Defendant 2, Defendant 3 paid KRW 50,00 in each month to the Plaintiff (Counterclaim Defendant), Defendant 2, and Defendant 1 paid KRW 40,000 in each month from the following day of delivery to the above order of delivery: (a) KRW 50,00 in each month from among the buildings listed in the attached list; (b) KRW 12 square meters in each floor; and (c) KRW 12 square meters in each floor from among the buildings listed in the attached list; and (d) KRW 1,00 in each month from the following day of delivery to the above order of delivery.

Defendant 1’s claim against Defendant 1 is dismissed.
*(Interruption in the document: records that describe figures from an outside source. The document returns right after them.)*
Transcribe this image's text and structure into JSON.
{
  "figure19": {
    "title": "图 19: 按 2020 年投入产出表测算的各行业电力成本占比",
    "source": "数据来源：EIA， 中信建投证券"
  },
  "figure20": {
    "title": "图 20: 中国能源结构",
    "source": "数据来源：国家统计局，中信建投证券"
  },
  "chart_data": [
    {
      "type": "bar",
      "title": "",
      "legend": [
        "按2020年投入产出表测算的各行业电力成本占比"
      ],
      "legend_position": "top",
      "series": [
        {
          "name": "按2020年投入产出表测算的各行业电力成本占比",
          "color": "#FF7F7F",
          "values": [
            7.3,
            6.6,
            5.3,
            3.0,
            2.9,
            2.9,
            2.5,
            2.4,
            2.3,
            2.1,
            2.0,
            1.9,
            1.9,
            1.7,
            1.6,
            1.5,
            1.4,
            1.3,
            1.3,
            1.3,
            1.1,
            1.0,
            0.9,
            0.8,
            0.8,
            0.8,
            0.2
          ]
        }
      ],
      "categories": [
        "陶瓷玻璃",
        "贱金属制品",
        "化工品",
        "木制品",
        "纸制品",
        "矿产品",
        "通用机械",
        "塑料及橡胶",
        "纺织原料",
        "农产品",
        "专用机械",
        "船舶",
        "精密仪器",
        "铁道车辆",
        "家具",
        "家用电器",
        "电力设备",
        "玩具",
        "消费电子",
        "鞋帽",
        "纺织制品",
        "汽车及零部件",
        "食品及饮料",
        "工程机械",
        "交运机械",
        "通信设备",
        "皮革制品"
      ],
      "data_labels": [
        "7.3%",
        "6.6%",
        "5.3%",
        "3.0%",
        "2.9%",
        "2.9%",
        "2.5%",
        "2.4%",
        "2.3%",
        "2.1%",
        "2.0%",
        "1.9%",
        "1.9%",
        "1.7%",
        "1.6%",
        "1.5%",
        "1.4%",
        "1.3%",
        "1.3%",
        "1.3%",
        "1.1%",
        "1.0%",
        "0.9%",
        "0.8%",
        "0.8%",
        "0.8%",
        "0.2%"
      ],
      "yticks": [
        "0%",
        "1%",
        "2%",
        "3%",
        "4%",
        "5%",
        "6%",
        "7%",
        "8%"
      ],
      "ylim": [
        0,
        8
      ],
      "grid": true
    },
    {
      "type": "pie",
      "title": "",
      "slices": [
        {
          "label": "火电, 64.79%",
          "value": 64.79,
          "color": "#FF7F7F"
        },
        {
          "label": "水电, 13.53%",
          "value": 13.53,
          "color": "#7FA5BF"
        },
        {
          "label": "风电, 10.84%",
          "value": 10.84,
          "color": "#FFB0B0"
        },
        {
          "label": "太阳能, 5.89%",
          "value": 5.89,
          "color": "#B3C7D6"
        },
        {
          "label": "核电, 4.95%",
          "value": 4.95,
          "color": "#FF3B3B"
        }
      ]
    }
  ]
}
All the costs of lawsuit shall be borne by the defendants in the principal lawsuit and counterclaims of both the first and second instances.

The above paragraph (2) can be provisionally executed.
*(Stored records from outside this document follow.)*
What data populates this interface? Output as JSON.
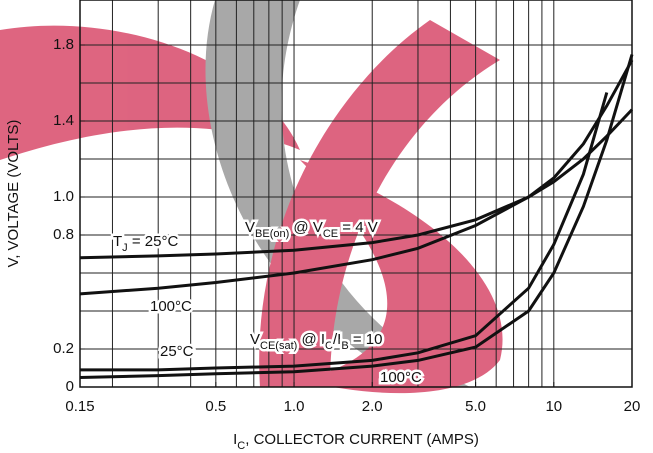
{
  "chart_data": {
    "type": "line",
    "xlabel": [
      "I",
      "C",
      ", COLLECTOR CURRENT (AMPS)"
    ],
    "ylabel": "V, VOLTAGE (VOLTS)",
    "xscale": "log",
    "xlim": [
      0.15,
      20
    ],
    "ylim": [
      0,
      2.0
    ],
    "xticks": [
      0.15,
      0.5,
      {
        "value": 1.0,
        "label": "1.0"
      },
      {
        "value": 2.0,
        "label": "2.0"
      },
      {
        "value": 5.0,
        "label": "5.0"
      },
      10,
      20
    ],
    "x_grid": [
      0.2,
      0.3,
      0.4,
      0.5,
      0.6,
      0.7,
      0.8,
      0.9,
      1,
      2,
      3,
      4,
      5,
      6,
      7,
      8,
      9,
      10,
      20
    ],
    "yticks": [
      0,
      0.2,
      0.8,
      {
        "value": 1.0,
        "label": "1.0"
      },
      1.4,
      1.8
    ],
    "y_grid": [
      0.2,
      0.4,
      0.6,
      0.8,
      1.0,
      1.2,
      1.4,
      1.6,
      1.8
    ],
    "grid": true,
    "x": [
      0.15,
      0.3,
      0.5,
      1,
      2,
      3,
      5,
      8,
      10,
      13,
      16,
      20
    ],
    "series": [
      {
        "color": "#111",
        "values": [
          0.68,
          0.69,
          0.7,
          0.72,
          0.76,
          0.8,
          0.88,
          1.0,
          1.08,
          1.2,
          1.32,
          1.46
        ]
      },
      {
        "color": "#111",
        "values": [
          0.49,
          0.52,
          0.55,
          0.6,
          0.67,
          0.73,
          0.85,
          1.0,
          1.1,
          1.28,
          1.48,
          1.72
        ]
      },
      {
        "color": "#111",
        "values": [
          0.09,
          0.09,
          0.1,
          0.11,
          0.14,
          0.18,
          0.27,
          0.52,
          0.75,
          1.12,
          1.55,
          null
        ]
      },
      {
        "color": "#111",
        "values": [
          0.05,
          0.06,
          0.07,
          0.08,
          0.11,
          0.14,
          0.21,
          0.4,
          0.6,
          0.95,
          1.3,
          1.75
        ]
      }
    ],
    "annotations": [
      {
        "parts": [
          "T",
          "J",
          " = 25°C"
        ]
      },
      {
        "parts": [
          "V",
          "BE(on)",
          " @ V",
          "CE",
          " = 4 V"
        ]
      },
      {
        "parts": [
          "100°C"
        ]
      },
      {
        "parts": [
          "25°C"
        ]
      },
      {
        "parts": [
          "V",
          "CE(sat)",
          " @ I",
          "C",
          "/I",
          "B",
          " = 10"
        ]
      },
      {
        "parts": [
          "100°C"
        ]
      }
    ]
  }
}
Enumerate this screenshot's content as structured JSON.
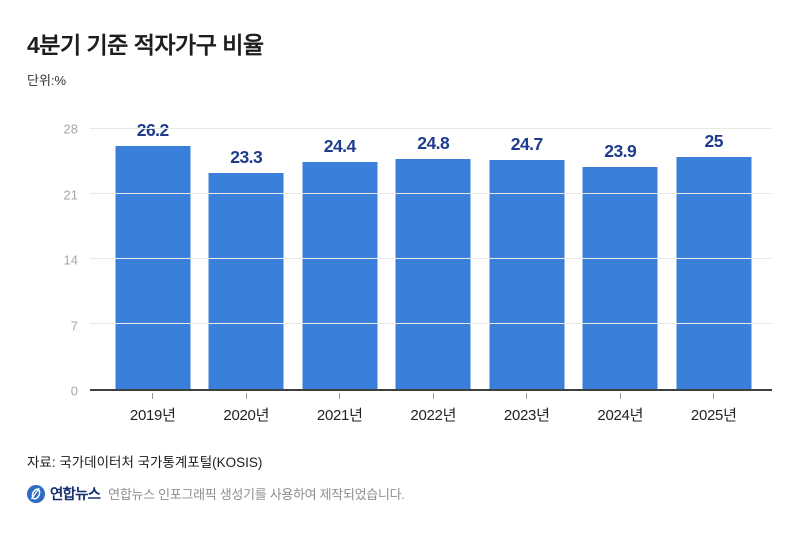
{
  "header": {
    "title": "4분기 기준 적자가구 비율",
    "unit": "단위:%"
  },
  "chart_data": {
    "type": "bar",
    "title": "4분기 기준 적자가구 비율",
    "categories": [
      "2019년",
      "2020년",
      "2021년",
      "2022년",
      "2023년",
      "2024년",
      "2025년"
    ],
    "values": [
      26.2,
      23.3,
      24.4,
      24.8,
      24.7,
      23.9,
      25
    ],
    "value_labels": [
      "26.2",
      "23.3",
      "24.4",
      "24.8",
      "24.7",
      "23.9",
      "25"
    ],
    "xlabel": "",
    "ylabel": "%",
    "ylim": [
      0,
      28
    ],
    "yticks": [
      0,
      7,
      14,
      21,
      28
    ],
    "grid": true,
    "legend": "none",
    "bar_color": "#3a80db",
    "value_label_color": "#1e3c8e"
  },
  "footer": {
    "source": "자료: 국가데이터처 국가통계포털(KOSIS)",
    "logo": "연합뉴스",
    "credit": "연합뉴스 인포그래픽 생성기를 사용하여 제작되었습니다."
  },
  "colors": {
    "background": "#ffffff",
    "bar": "#3a80db",
    "value_label": "#1e3c8e",
    "y_axis_label": "#a6a6a6",
    "x_axis_label": "#222222",
    "gridline": "#e9e9e9",
    "axis_line": "#3f3f3f",
    "title": "#1d1d1f",
    "credit_text": "#8f8f8f",
    "logo_navy": "#16306f",
    "logo_blue": "#2e6bc6"
  }
}
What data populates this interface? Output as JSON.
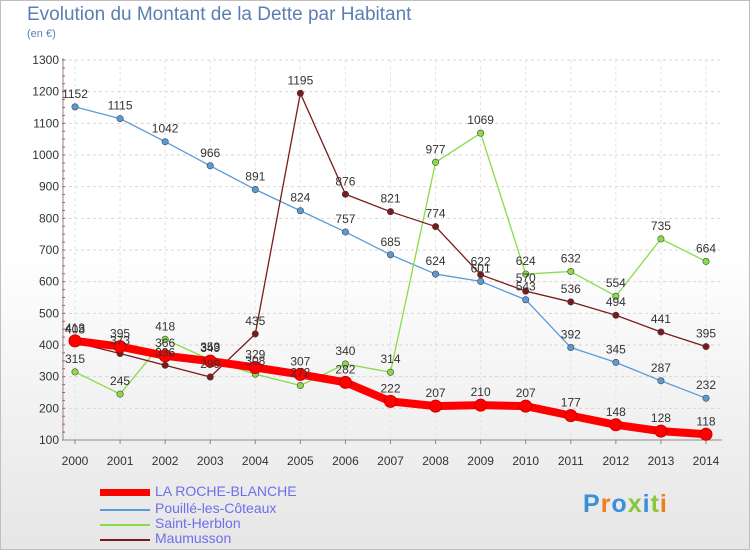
{
  "chart_data": {
    "type": "line",
    "title": "Evolution du Montant de la Dette par Habitant",
    "subtitle": "(en €)",
    "x": [
      "2000",
      "2001",
      "2002",
      "2003",
      "2004",
      "2005",
      "2006",
      "2007",
      "2008",
      "2009",
      "2010",
      "2011",
      "2012",
      "2013",
      "2014"
    ],
    "ylim": [
      100,
      1300
    ],
    "yticks": [
      100,
      200,
      300,
      400,
      500,
      600,
      700,
      800,
      900,
      1000,
      1100,
      1200,
      1300
    ],
    "grid": true,
    "legend_position": "bottom-left",
    "series": [
      {
        "name": "LA ROCHE-BLANCHE",
        "color": "#ff0000",
        "values": [
          413,
          395,
          366,
          349,
          329,
          307,
          282,
          222,
          207,
          210,
          207,
          177,
          148,
          128,
          118
        ]
      },
      {
        "name": "Pouillé-les-Côteaux",
        "color": "#5b9bd5",
        "values": [
          1152,
          1115,
          1042,
          966,
          891,
          824,
          757,
          685,
          624,
          601,
          543,
          392,
          345,
          287,
          232
        ]
      },
      {
        "name": "Saint-Herblon",
        "color": "#88dd44",
        "values": [
          315,
          245,
          418,
          353,
          308,
          272,
          340,
          314,
          977,
          1069,
          624,
          632,
          554,
          735,
          664
        ]
      },
      {
        "name": "Maumusson",
        "color": "#7a1a1a",
        "values": [
          408,
          373,
          336,
          299,
          435,
          1195,
          876,
          821,
          774,
          622,
          570,
          536,
          494,
          441,
          395
        ]
      }
    ]
  },
  "logo": {
    "text": "Proxiti",
    "colors": [
      "#3a8fd8",
      "#f07d1a",
      "#3a8fd8",
      "#8cc63f",
      "#3a8fd8",
      "#8cc63f",
      "#f07d1a"
    ]
  }
}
The purport of the Defendants’ appeal and the counterclaim by the Counterclaim Plaintiff

The same shall apply to the order.

Reasons

The plaintiff (the counterclaim is referred to only as the plaintiff, the counterclaim)'s main lawsuit against the defendants and the defendant (the counterclaim is referred only to the plaintiff, the counterclaim is referred to as the defendant)'s counterclaim.

As of February 25, 1975, the Plaintiff’s legal representative claimed that the above building was owned by the Plaintiff as of February 25, 1975, such as the lot number, structure, and building size of the building in this case as indicated in the separate sheet, and this case’s building was owned by the Plaintiff as of February 25, 1975, and No. 7 and No. 292, the above obstruction No. 7 and no. 12, and no. 2, and no. 11, and no. 6, the title owner of the 26th, non-party 1’s building, and the Plaintiff’s legal representative claimed that the Plaintiff would be liable for the payment of damages from the 10th, 4th, and the above building was originally owned by Non-party 1, who purchased the above building on July 25, 1972, and newly constructed the 2nd floor and owned the above 12th, non-party 1’s 26th, 1975.

Although there is no theory between the parties, the fact that the registration of ownership preservation of the plaintiff and the defendant 1 has been completed, in order to be valid in the form of real estate, there is no need to say that the registration of ownership preservation of the plaintiff and the defendant 1 is closely consistent with the actual relation of rights. However, in the registration of the preservation of the plaintiff's name, it is necessary to be close between the actual relation of rights and the actual relation of rights at least to the extent sufficient to make public the actual relation of rights. Since it is extremely different from the actual location of the red lot number (No. 266-192, 266-185, 266-185, 292, 292, 292, 292, 292, 266-185, 292, 291, 292, 292, 292, 294, 294, 3002, 302, 3012).

However, the Plaintiff’s legal representative asserted that the sales contract between Nonparty 1 and Defendant 1, the original owner of the instant building, on July 25, 1972, was terminated as the same person was not paid the remainder by December 30, 1973, and thus, the registration of preservation of the said Defendant’s name was a registration of invalidation of cause not consistent with the substance. However, it is difficult to recognize it solely by Nonparty 5 (written confirmation) and the testimony of Nonparty 2 of the lower court, and there is no other evidence to support it.

Therefore, since the building listed in the attached list of this case is owned by Defendant 1, the plaintiff's claim for the principal lawsuit based on the premise that the plaintiff is his own ownership is groundless without any need to determine the remainder of the lawsuit, and the defendant's claim for the counterclaim seeking the confirmation of the ownership of Defendant 1 is reasonable.

Therefore, the plaintiff's principal claim against the defendants is without merit, and it is dismissed, and the defendant 1's counterclaim claim is reasonable, and thus, the judgment of the court below which has different result is unfair, and it is so modified as above and it is so decided as per Disposition.